Masyarakat yang tertarik untuk mulai mengalokasikan dana pada instrumen ini harus memenuhi beberapa persyaratan teknis. Transaksi kini sudah dilakukan secara daring melalui mitra distribusi resmi untuk memudahkan jangkauan investor di seluruh Indonesia.Persyaratan utama bagi investor meliputi status Warga Negara Indonesia yang dibuktikan dengan KTP. Investor juga wajib memiliki Nomor Pokok Wajib Pajak (NPWP) untuk urusan pelaporan pajak kupon.

Syarat teknis lainnya adalah memiliki rekening tabungan di bank operasional yang terdaftar. Investor juga harus memiliki Single Investor Identification (SID) yang biasanya dibuatkan oleh agen penjual saat pendaftaran.

Tahapan pembelian obligasi negara dimulai dengan proses registrasi. Investor melakukan pendaftaran melalui sistem elektronik mitra distribusi, seperti bank, perusahaan efek, atau fintech yang telah ditunjuk oleh pemerintah.

Setelah registrasi terverifikasi, investor dapat melakukan pemesanan pada masa penawaran yang telah ditentukan dengan memperhatikan kuota yang tersedia.

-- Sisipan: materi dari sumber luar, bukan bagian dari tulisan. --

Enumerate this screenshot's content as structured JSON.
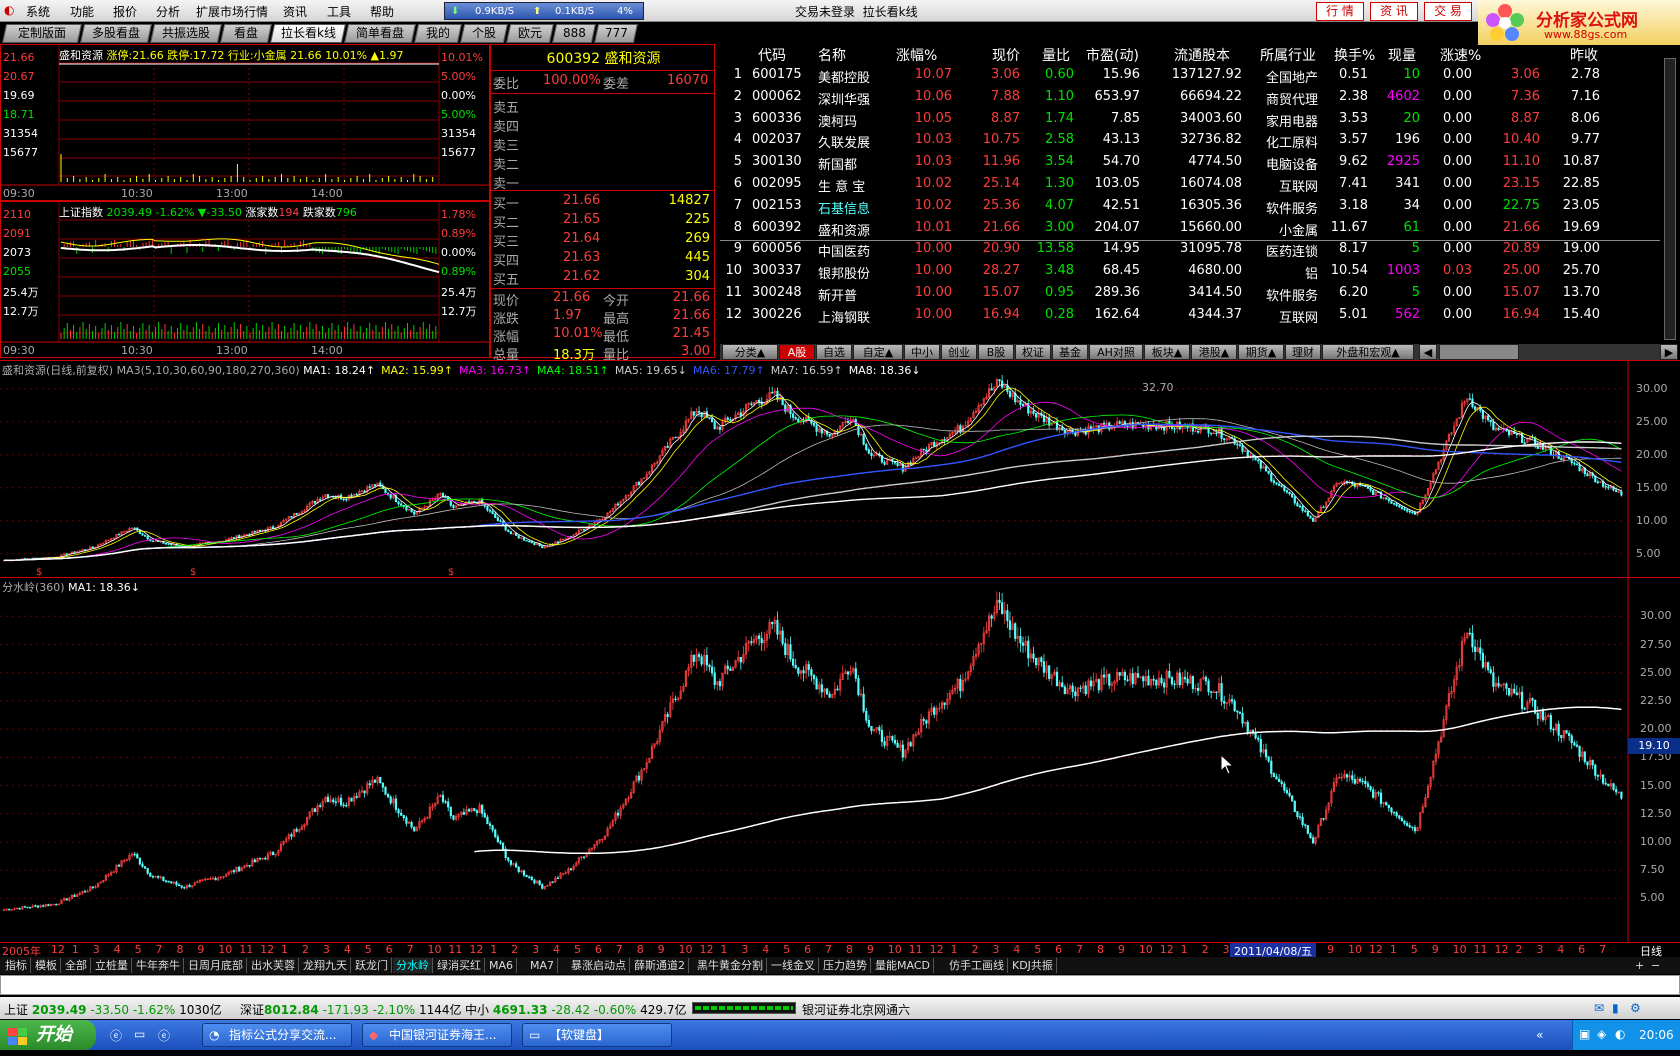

Langkah berikutnya adalah melakukan pembayaran setelah pesanan dikonfirmasi.

Investor akan mendapatkan kode pembayaran untuk melunasi transaksi melalui ATM, internet banking, atau teller bank dalam batas waktu tertentu. Pada tahap akhir, investor akan menerima Bukti Konfirmasi Kepemilikan SBN Ritel setelah masa penawaran berakhir dan pemerintah menetapkan hasil penjualan.

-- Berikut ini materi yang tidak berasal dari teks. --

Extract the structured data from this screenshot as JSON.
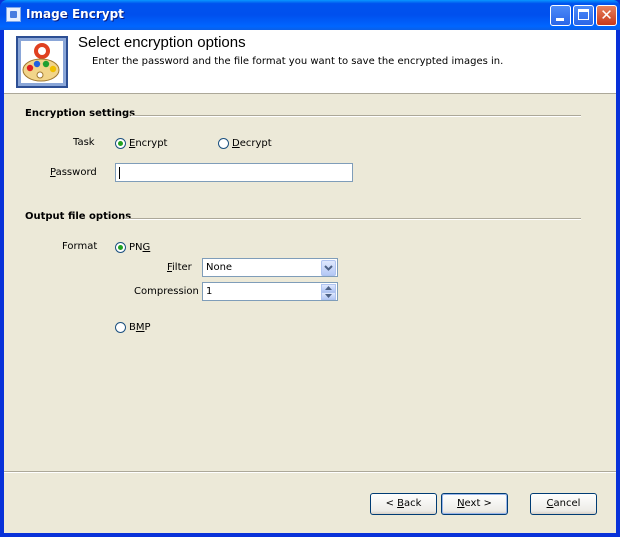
{
  "window": {
    "title": "Image Encrypt",
    "minimize_icon": "minimize-icon",
    "maximize_icon": "maximize-icon",
    "close_icon": "close-icon",
    "close_glyph": "✕"
  },
  "header": {
    "title": "Select encryption options",
    "subtitle": "Enter the password and the file format you want to save the encrypted images in.",
    "icon": "paint-palette-icon"
  },
  "encryption": {
    "group_title": "Encryption settings",
    "task_label": "Task",
    "encrypt_first": "E",
    "encrypt_rest": "ncrypt",
    "encrypt_checked": true,
    "decrypt_first": "D",
    "decrypt_rest": "ecrypt",
    "decrypt_checked": false,
    "password_first": "P",
    "password_rest": "assword",
    "password_value": ""
  },
  "output": {
    "group_title": "Output file options",
    "format_label": "Format",
    "png_pre": "PN",
    "png_key": "G",
    "png_checked": true,
    "filter_first": "F",
    "filter_rest": "ilter",
    "filter_value": "None",
    "compression_label": "Compression",
    "compression_value": "1",
    "bmp_pre": "B",
    "bmp_key": "M",
    "bmp_post": "P",
    "bmp_checked": false
  },
  "buttons": {
    "back_pre": "< ",
    "back_key": "B",
    "back_post": "ack",
    "next_key": "N",
    "next_post": "ext >",
    "cancel_key": "C",
    "cancel_post": "ancel"
  },
  "colors": {
    "titlebar": "#0054e3",
    "face": "#ece9d8",
    "radio_dot": "#21a121"
  }
}
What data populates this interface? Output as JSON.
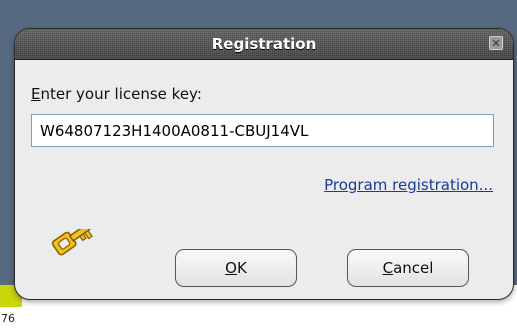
{
  "dialog": {
    "title": "Registration",
    "close_glyph": "✕",
    "label_mnemonic": "E",
    "label_rest": "nter your license key:",
    "license_key_value": "W64807123H1400A0811-CBUJ14VL",
    "registration_link": "Program registration...",
    "ok_mnemonic": "O",
    "ok_rest": "K",
    "cancel_mnemonic": "C",
    "cancel_rest": "ancel",
    "icon": "key-icon"
  },
  "background": {
    "partial_text": "76"
  },
  "colors": {
    "desktop": "#566a82",
    "accent_strip": "#c9d60d",
    "link": "#1a3a9a",
    "titlebar": "#4a4a4a"
  }
}
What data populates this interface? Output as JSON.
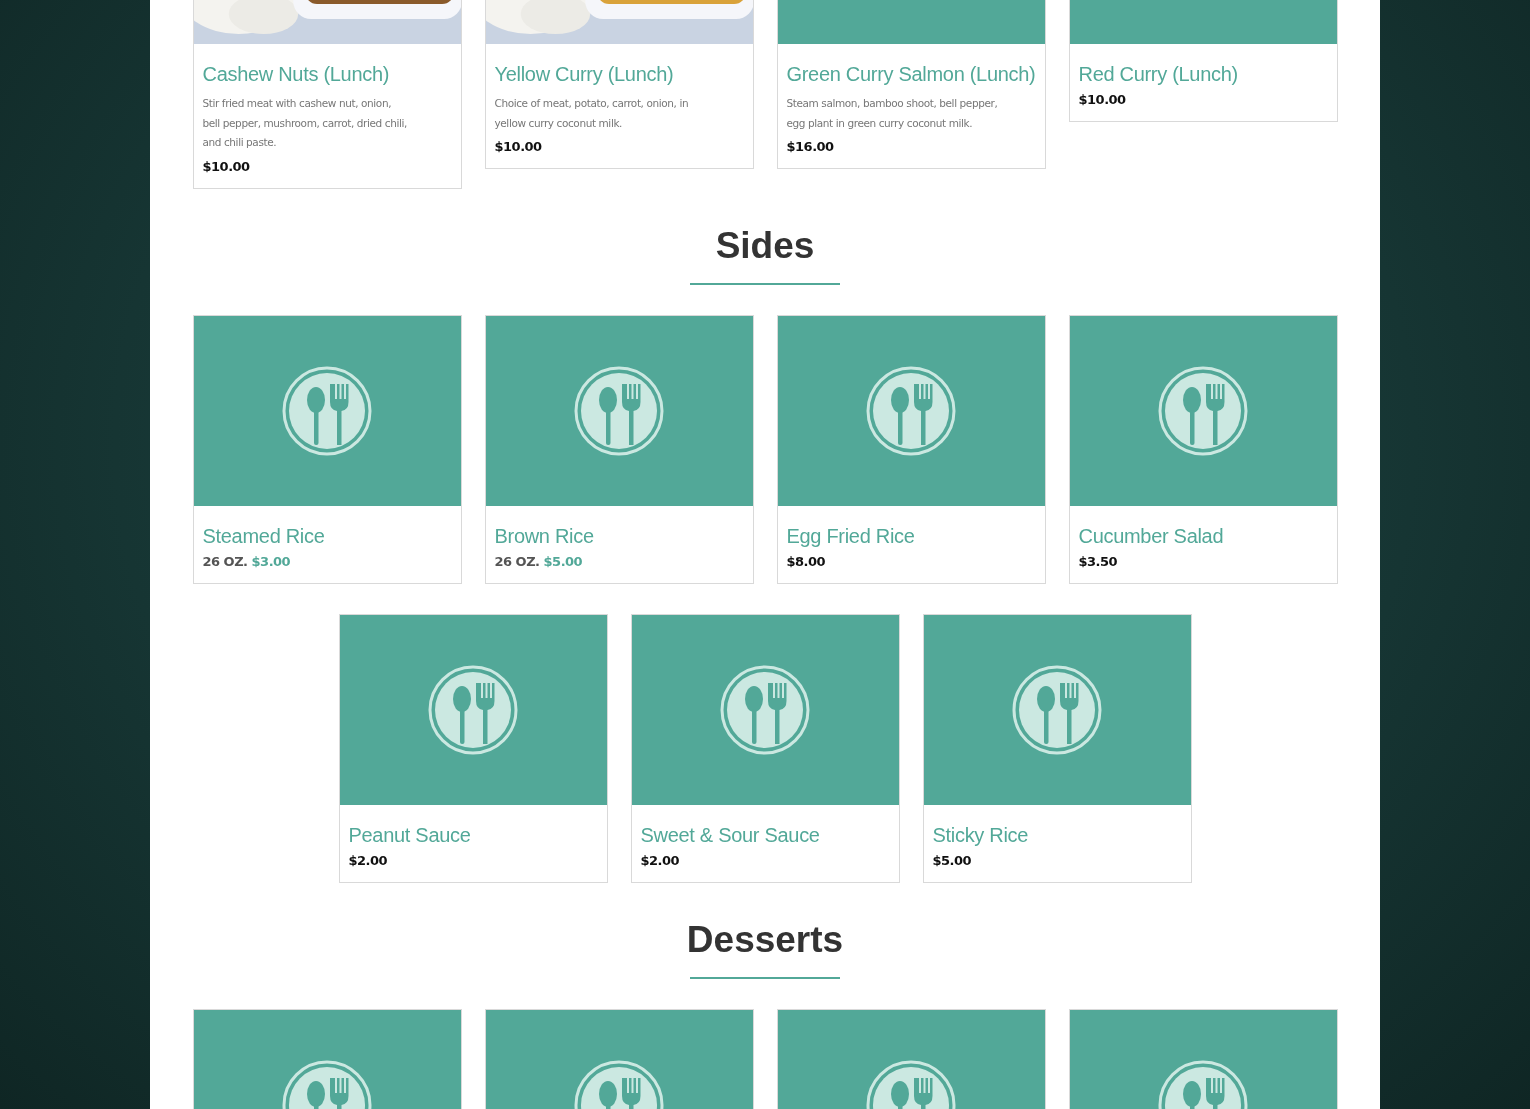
{
  "sections": [
    {
      "items": [
        {
          "name": "Cashew Nuts (Lunch)",
          "description": [
            "Stir fried meat with cashew nut, onion,",
            "bell pepper, mushroom, carrot, dried chili,",
            "and chili paste."
          ],
          "price": "$10.00"
        },
        {
          "name": "Yellow Curry (Lunch)",
          "description": [
            "Choice of meat, potato, carrot, onion, in",
            "yellow curry coconut milk."
          ],
          "price": "$10.00"
        },
        {
          "name": "Green Curry Salmon (Lunch)",
          "kind": "placeholder",
          "description": [
            "Steam salmon, bamboo shoot, bell pepper,",
            "egg plant in green curry coconut milk."
          ],
          "price": "$16.00"
        },
        {
          "name": "Red Curry (Lunch)",
          "kind": "placeholder",
          "price": "$10.00"
        }
      ]
    },
    {
      "title": "Sides",
      "items": [
        {
          "name": "Steamed Rice",
          "kind": "placeholder",
          "size": "26 OZ.",
          "price": "$3.00"
        },
        {
          "name": "Brown Rice",
          "kind": "placeholder",
          "size": "26 OZ.",
          "price": "$5.00"
        },
        {
          "name": "Egg Fried Rice",
          "kind": "placeholder",
          "price": "$8.00"
        },
        {
          "name": "Cucumber Salad",
          "kind": "placeholder",
          "price": "$3.50"
        },
        {
          "name": "Peanut Sauce",
          "kind": "placeholder",
          "price": "$2.00"
        },
        {
          "name": "Sweet & Sour Sauce",
          "kind": "placeholder",
          "price": "$2.00"
        },
        {
          "name": "Sticky Rice",
          "kind": "placeholder",
          "price": "$5.00"
        }
      ]
    },
    {
      "title": "Desserts",
      "items": [
        {
          "kind": "placeholder"
        },
        {
          "kind": "placeholder"
        },
        {
          "kind": "placeholder"
        },
        {
          "kind": "placeholder"
        }
      ]
    }
  ]
}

Perbandingan Imbal Hasil dan Pengelolaan Risiko

Obligasi negara sering kali dibandingkan dengan deposito perbankan karena keduanya memiliki profil risiko yang relatif rendah. Namun, secara historis, tingkat kupon ORI cenderung selalu berada di atas rata-rata suku bunga deposito bank-bank BUMN.

Keunggulan lain yang perlu dicatat adalah aspek perpajakan yang lebih rendah. Pajak atas kupon obligasi negara saat ini telah ditetapkan sebesar 10%, sedangkan pajak bunga deposito mencapai 20%.

Perbedaan beban pajak ini secara langsung meningkatkan imbal hasil bersih yang diterima oleh pemegang obligasi setiap bulannya. Walaupun aman, investor tetap harus memperhatikan beberapa catatan terkait risiko pasar.

Meskipun pokok dijamin negara, harga obligasi di pasar sekunder bisa berfluktuasi mengikuti tren suku bunga. Jika suku bunga naik, harga obligasi di pasar sekunder cenderung mengalami penurunan.

Risiko lainnya adalah likuiditas, di mana proses penjualan di pasar sekunder membutuhkan waktu untuk menemukan pembeli melalui agen penjual. Proses ini tidak seinstan penarikan tabungan biasa.

Untuk mengoptimalkan keuntungan, investor disarankan melakukan reinvesting atau menginvestasikan kembali kupon yang diterima setiap bulan ke instrumen lain guna mendapatkan efek bunga berbunga. Investor juga harus selalu memastikan transaksi dilakukan melalui kanal resmi mitra distribusi yang terdaftar di OJK dan Kementerian Keuangan.